I am experimenting with some of the pytorch codes. With cross entropy loss I found some interesting results and I have used both binary cross entropy loss and cross entropy loss of pytorch.
import torch
import torch.nn as nn
X = torch.tensor([[1,0],[1,0],[0,1],[0,1]],dtype=torch.float)
softmax = nn.Softmax(dim=1)
bce_loss = nn.BCELoss()
ce_loss= nn.CrossEntropyLoss()
pred = softmax(X)
bce_loss(X,X) # tensor(0.)
bce_loss(pred,X) # tensor(0.3133)
bce_loss(pred,pred) # tensor(0.5822)
ce_loss(X,torch.argmax(X,dim=1)) # tensor(0.3133)
I expected the cross entropy loss for the same input and output to be zero.
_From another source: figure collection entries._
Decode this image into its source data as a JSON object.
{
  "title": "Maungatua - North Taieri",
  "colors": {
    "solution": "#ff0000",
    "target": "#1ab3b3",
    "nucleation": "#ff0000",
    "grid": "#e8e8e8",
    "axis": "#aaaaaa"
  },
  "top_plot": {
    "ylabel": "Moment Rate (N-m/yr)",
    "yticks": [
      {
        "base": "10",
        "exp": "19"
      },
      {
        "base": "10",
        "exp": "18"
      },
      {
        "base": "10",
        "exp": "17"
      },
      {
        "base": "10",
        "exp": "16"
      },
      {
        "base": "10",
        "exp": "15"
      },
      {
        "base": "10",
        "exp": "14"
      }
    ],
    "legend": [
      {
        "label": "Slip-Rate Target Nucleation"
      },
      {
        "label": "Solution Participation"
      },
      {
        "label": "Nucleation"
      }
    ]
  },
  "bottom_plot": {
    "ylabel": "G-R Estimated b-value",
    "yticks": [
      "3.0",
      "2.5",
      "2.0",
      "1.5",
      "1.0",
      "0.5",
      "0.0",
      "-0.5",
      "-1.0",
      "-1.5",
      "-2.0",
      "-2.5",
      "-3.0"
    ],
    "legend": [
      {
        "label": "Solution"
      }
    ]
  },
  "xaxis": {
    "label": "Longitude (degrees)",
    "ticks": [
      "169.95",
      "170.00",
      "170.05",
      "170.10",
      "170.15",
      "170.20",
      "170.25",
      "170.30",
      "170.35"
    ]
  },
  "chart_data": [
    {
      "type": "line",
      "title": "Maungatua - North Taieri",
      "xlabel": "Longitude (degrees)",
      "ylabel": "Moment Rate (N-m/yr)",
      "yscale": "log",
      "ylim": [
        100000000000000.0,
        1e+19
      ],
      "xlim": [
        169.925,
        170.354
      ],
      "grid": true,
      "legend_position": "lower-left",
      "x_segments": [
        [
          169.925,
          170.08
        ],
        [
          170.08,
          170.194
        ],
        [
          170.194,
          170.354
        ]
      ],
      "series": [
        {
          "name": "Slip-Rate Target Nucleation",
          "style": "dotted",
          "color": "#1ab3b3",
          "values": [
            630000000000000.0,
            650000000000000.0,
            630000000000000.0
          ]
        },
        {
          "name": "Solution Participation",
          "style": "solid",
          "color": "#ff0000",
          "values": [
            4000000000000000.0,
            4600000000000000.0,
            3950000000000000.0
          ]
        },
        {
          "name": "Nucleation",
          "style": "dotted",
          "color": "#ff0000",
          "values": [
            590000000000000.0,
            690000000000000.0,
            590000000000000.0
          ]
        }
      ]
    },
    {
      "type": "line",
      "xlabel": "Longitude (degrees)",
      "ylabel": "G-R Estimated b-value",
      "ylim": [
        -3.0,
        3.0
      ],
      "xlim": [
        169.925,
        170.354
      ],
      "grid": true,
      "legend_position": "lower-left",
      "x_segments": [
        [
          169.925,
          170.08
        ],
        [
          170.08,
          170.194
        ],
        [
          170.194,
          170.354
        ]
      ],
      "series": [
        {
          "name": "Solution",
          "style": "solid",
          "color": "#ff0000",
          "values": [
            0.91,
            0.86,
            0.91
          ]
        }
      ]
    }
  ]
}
Here X, pred and torch.argmax(X,dim=1) are same/similar with some transformations. This reasoning only worked for bce_loss(X,X) # tensor(0.)
where-else all other resulted in a loss greater than zero. I speculated the output for bce_loss(pred,X)
, bce_loss(pred,pred)
and ce_loss(X,torch.argmax(X,dim=1))
should be zero.
What is the mistake here?
The reason that you are seeing this is because
nn.CrossEntropyLoss
accepts logits and targets, a.k.a X should be logits, but is already between 0 and 1.X
should be much bigger, because after softmax it will go between 0 and 1.nn.CrossEntropyLoss
works with logits, to make use of the log sum trick.The way you are currently trying after it gets activated, your predictions become about
[0.73, 0.26]
.Binary cross entropy example works since it accepts already activated logits. By the way, you probably want to use
nn.Sigmoid
for activating binary cross entropy logits. For the 2-class example, softmax is also ok.